Investigação de chacina de pai e filhos em Diadema tem reviravolta

Investigação de chacina de pai e filhos em Diadema tem reviravolta

Contradição no depoimento de um dos suspeitos levou os investigadores a desconfiar que a quadrilha possa ter invadido a casa para roubar armas

Em 20 dias de investigação sobre a morte de um empresário e dos dois filhos, em Diadema, na Grande São Paulo, o caso teve uma reviravolta. Inicialmente, a polícia acreditava que os assassinatos tinham relação com o tráfico de drogas. Mas uma contradição no depoimento de um dos suspeitos levou os investigadores a desconfiar que a quadrilha possa ter invadido a casa para roubar armas contrabandeadas pelas vítimas. A família nega envolvimento com o crime e diz acreditar se tratar de um latrocínio.

Willian Evandson dos Santos, de 30 anos, foi preso no dia do crime. Ele tinha levado um comparsa ferido a um hospital, em Santos. Foi ele que mudou a versão sobre o que motivou o crime. De acordo com o suspeito, Flávio Vieira Soares, de 26 anos, filho do empresário Dionilson de Lima Soares, de 48, ?era agiota, emprestava dinheiro e fazia contrabando de armas?. No primeiro interrogatório, Santos afirmou que o crime tinha relação com uma dívida de quase R$ 500 mil.
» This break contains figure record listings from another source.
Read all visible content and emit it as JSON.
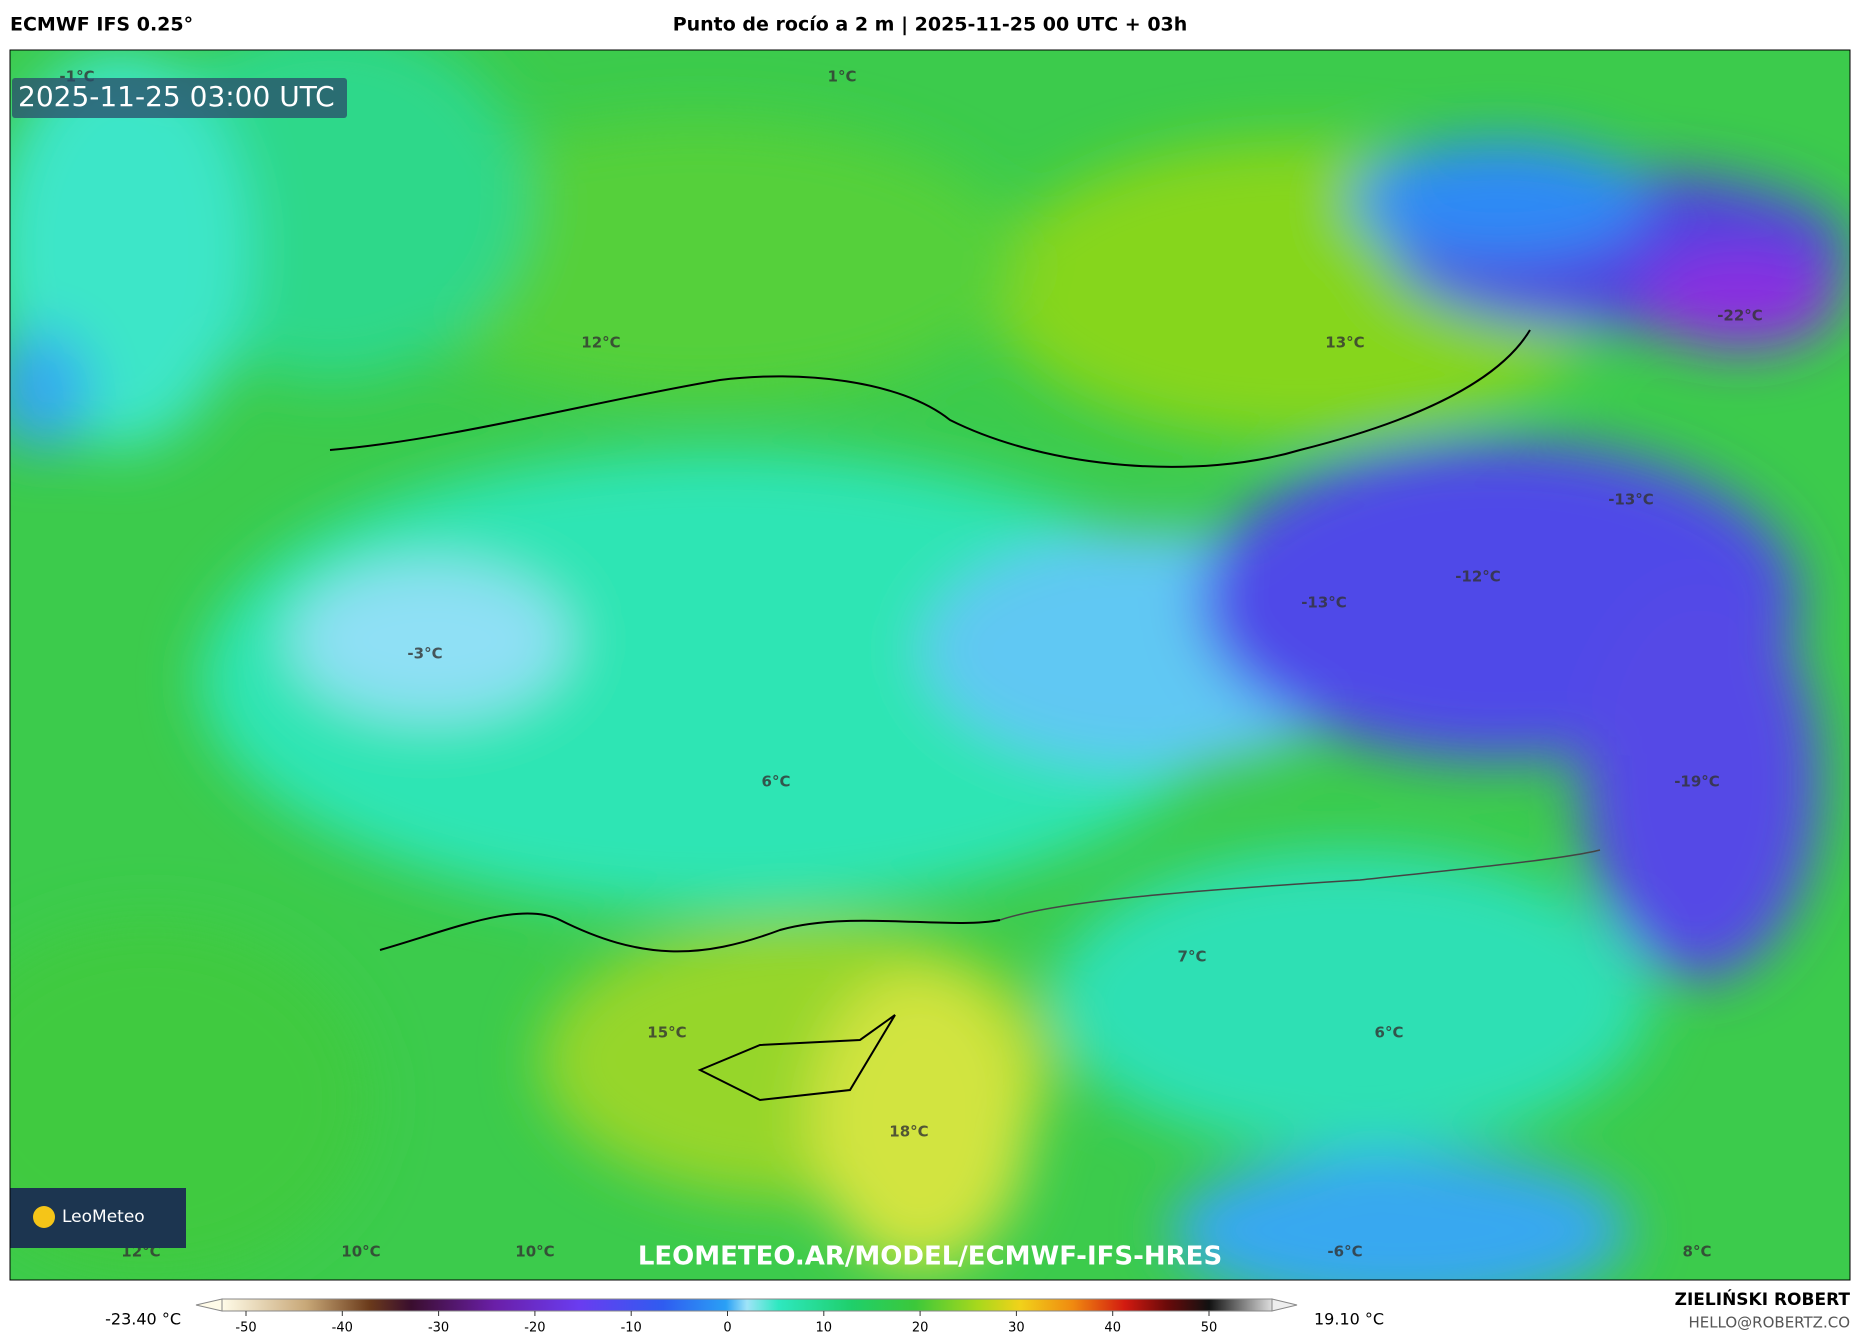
{
  "header": {
    "model": "ECMWF IFS 0.25°",
    "title": "Punto de rocío a 2 m | 2025-11-25 00 UTC + 03h"
  },
  "map": {
    "timestamp": "2025-11-25 03:00 UTC",
    "logo": "LeoMeteo",
    "watermark": "LEOMETEO.AR/MODEL/ECMWF-IFS-HRES",
    "labels": [
      "1°C",
      "-1°C",
      "12°C",
      "13°C",
      "-22°C",
      "-13°C",
      "-12°C",
      "-13°C",
      "-3°C",
      "6°C",
      "-19°C",
      "7°C",
      "15°C",
      "6°C",
      "18°C",
      "12°C",
      "10°C",
      "10°C",
      "-6°C",
      "8°C"
    ]
  },
  "colorbar": {
    "min_label": "-23.40 °C",
    "max_label": "19.10 °C",
    "ticks": [
      -50,
      -40,
      -30,
      -20,
      -10,
      0,
      10,
      20,
      30,
      40,
      50
    ]
  },
  "footer": {
    "author": "ZIELIŃSKI ROBERT",
    "email": "HELLO@ROBERTZ.CO"
  }
}
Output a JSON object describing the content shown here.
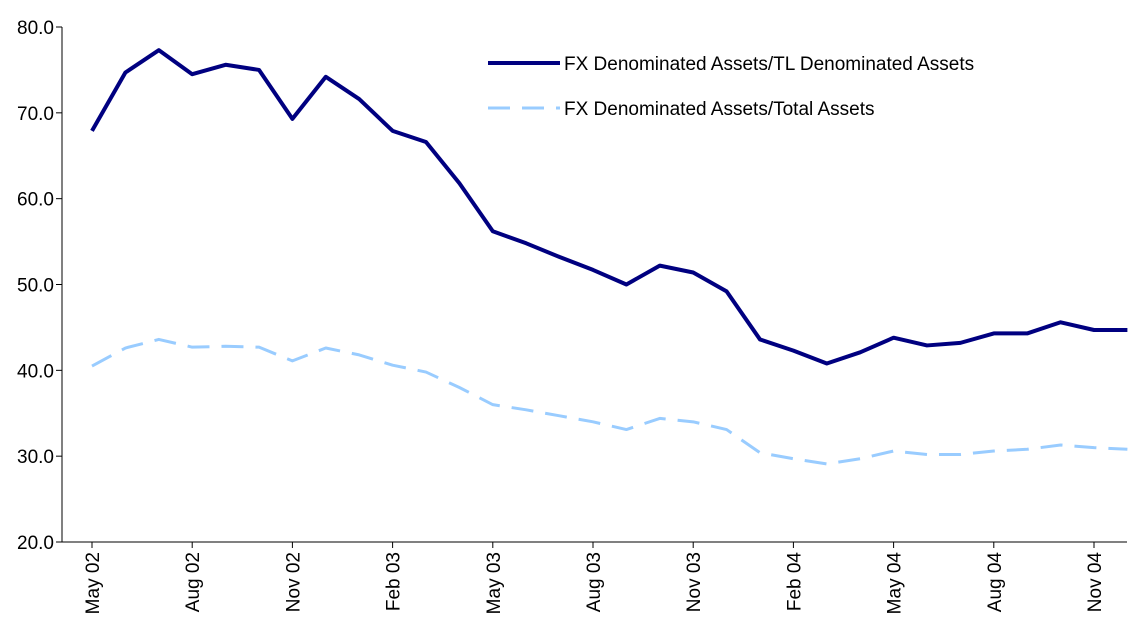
{
  "chart_data": {
    "type": "line",
    "categories": [
      "May 02",
      null,
      null,
      "Aug 02",
      null,
      null,
      "Nov 02",
      null,
      null,
      "Feb 03",
      null,
      null,
      "May 03",
      null,
      null,
      "Aug 03",
      null,
      null,
      "Nov 03",
      null,
      null,
      "Feb 04",
      null,
      null,
      "May 04",
      null,
      null,
      "Aug 04",
      null,
      null,
      "Nov 04",
      null
    ],
    "series": [
      {
        "name": "FX Denominated Assets/TL Denominated Assets",
        "color": "#000080",
        "dash": false,
        "values": [
          67.9,
          74.7,
          77.3,
          74.5,
          75.6,
          75.0,
          69.3,
          74.2,
          71.6,
          67.9,
          66.6,
          61.8,
          56.2,
          54.8,
          53.2,
          51.7,
          50.0,
          52.2,
          51.4,
          49.2,
          43.6,
          42.3,
          40.8,
          42.1,
          43.8,
          42.9,
          43.2,
          44.3,
          44.3,
          45.6,
          44.7,
          44.7
        ]
      },
      {
        "name": "FX Denominated Assets/Total Assets",
        "color": "#99ccff",
        "dash": true,
        "values": [
          40.5,
          42.6,
          43.6,
          42.7,
          42.8,
          42.7,
          41.1,
          42.6,
          41.8,
          40.6,
          39.8,
          38.0,
          36.0,
          35.4,
          34.7,
          34.0,
          33.1,
          34.4,
          34.0,
          33.1,
          30.4,
          29.7,
          29.1,
          29.7,
          30.6,
          30.2,
          30.2,
          30.6,
          30.8,
          31.3,
          31.0,
          30.8
        ]
      }
    ],
    "ylim": [
      20,
      80
    ],
    "yticks": [
      {
        "value": 20,
        "label": "20.0"
      },
      {
        "value": 30,
        "label": "30.0"
      },
      {
        "value": 40,
        "label": "40.0"
      },
      {
        "value": 50,
        "label": "50.0"
      },
      {
        "value": 60,
        "label": "60.0"
      },
      {
        "value": 70,
        "label": "70.0"
      },
      {
        "value": 80,
        "label": "80.0"
      }
    ],
    "grid": false,
    "legend": "upper right"
  }
}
O outro filho, Fábio Vieira Soares, de 23 anos, também morreu na chacina. A mulher de Dionilson, um bebê, neto dela, e a nora, noiva de Flávio, estavam na casa na hora do crime. A viúva do empresário, que não quer ter a identidade revelada, nega qualquer atividade ilícita envolvendo a família.
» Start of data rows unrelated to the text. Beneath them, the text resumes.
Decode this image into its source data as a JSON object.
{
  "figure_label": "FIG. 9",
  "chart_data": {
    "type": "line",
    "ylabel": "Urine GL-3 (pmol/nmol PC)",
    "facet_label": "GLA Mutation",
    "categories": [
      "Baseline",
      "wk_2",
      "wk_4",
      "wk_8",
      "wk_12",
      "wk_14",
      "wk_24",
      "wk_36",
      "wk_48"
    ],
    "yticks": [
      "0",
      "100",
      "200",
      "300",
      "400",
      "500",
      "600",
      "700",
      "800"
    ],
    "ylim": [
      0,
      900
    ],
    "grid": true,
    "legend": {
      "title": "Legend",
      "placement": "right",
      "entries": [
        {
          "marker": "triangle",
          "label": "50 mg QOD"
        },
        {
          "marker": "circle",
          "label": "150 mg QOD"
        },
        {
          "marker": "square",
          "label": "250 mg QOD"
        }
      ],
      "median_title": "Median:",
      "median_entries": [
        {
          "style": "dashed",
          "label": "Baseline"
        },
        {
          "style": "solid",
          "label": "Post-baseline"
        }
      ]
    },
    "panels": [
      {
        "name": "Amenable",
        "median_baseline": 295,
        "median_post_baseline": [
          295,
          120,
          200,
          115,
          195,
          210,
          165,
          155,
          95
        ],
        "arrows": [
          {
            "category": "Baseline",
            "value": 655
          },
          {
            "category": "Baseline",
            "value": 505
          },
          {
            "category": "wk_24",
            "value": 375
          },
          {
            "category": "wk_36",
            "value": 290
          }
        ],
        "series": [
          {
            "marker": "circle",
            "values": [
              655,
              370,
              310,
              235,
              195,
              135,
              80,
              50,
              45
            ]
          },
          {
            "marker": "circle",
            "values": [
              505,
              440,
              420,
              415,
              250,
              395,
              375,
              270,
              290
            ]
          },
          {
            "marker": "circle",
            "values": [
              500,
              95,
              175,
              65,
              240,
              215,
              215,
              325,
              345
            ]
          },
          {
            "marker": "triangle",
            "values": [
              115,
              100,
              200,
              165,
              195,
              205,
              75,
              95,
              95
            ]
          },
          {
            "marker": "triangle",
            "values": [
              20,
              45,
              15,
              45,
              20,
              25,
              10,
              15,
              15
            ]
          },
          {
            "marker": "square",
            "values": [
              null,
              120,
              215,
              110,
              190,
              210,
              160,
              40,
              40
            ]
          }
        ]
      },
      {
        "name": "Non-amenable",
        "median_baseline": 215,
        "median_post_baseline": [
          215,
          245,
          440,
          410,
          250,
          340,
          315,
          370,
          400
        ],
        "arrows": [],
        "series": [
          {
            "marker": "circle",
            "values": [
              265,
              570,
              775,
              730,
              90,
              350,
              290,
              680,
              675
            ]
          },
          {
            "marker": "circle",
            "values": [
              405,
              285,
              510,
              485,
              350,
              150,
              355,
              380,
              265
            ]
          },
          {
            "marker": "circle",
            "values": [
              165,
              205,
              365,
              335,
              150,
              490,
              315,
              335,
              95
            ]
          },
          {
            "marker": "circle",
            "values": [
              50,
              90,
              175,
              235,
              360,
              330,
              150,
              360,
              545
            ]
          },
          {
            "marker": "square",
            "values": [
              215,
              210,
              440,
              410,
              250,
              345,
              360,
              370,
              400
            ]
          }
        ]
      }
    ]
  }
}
? Imagine, uma situação dessas, perder as pessoas que mais amo na vida e escutar tudo isso. Muita gente acha que é verdade, que não me conhece. [...] Lutei tanto para estar aqui, sozinha, injustiçada, que espero, em nome de Jesus, que a pessoa venha e mostre a verdade.

Aline Romanini, noiva de Flávio, também não acredita nas versões apresentadas até agora.

? Não tinha nada na residência. Não existe arma, droga, nada. Uma pessoa que deve para o tráfico, a pessoa sabe que iriam matá-la. E estaria dormindo com a família toda, com o filho que amava? Imagine que ele iria deixar dormir naquela noite, que sabia que iriam matá-lo.

A polícia não encontrou armas ou drogas na casa da família Soares. O delegado Sérgio Alves afirma que não tem provas do envolvimento de Flávio com a agiotagem ou contrabando de armas. Mas ele confirma que a polícia já tinha recebido 22 denúncias anônimas contra ele, todas relacionadas ao tráfico de drogas.

? Tanto que ele chegou a ser detido aqui na delegacia, mas nada foi encontrado com ele. As denúncias foram apuradas, mas nada foi encontrado com ele.

Em depoimento, Santos também afirmou que Flávio foi o autor de um homicídio, em março deste ano, em Diadema. A polícia investiga se ele realmente foi o responsável pelo assassinato e qual teria sido o motivo, se a falta de pagamento de um empréstimo, por exemplo.

O crime

Oito homens teriam participado da ação, na manhã de 25 de julho. Mais de um mês depois, três estão presos, dois estão mortos e outros três continuam foragidos. Três criminosos invadiram a casa da família por volta das 7h30. Eles haviam pulado o muro de um vizinho durante a madrugada.

A viúva contou como conseguiu escapar dos bandidos ao se esconder embaixo de um carro da família.

? Veio um cara armado com um fuzil na minha cabeça e comecei a gritar, ?filho, tem dois ladrões no quintal?. Aí [ele] veio correndo pela Fiorino, ?se você não parar de gritar, vou matar você?. Aí depois ele acabou me soltando, veio outro armado. Eu corri para baixo da Fiorino. Não sei como eu coube ali.

O homem levado por Santos ao hospital foi baleado durante a ação e morreu. Outro criminoso envolvido morreu quatro dias depois da chacina, em outro assalto. Ele morava na mesma rua das vítimas e teria sido reconhecido pelo empresário.

Após as mortes, a viúva do empresário só tem agora as duas noras e os dois netos. Ela e o marido se casaram em Pernambuco e se mudaram para São Paulo, onde tiveram os dois filhos e montaram uma empresa de entregas com motoboys.

? É muito triste, lutar sua vida inteira, dar educação... Eles eram a nossa vida, morreram os três para um defender ao outro.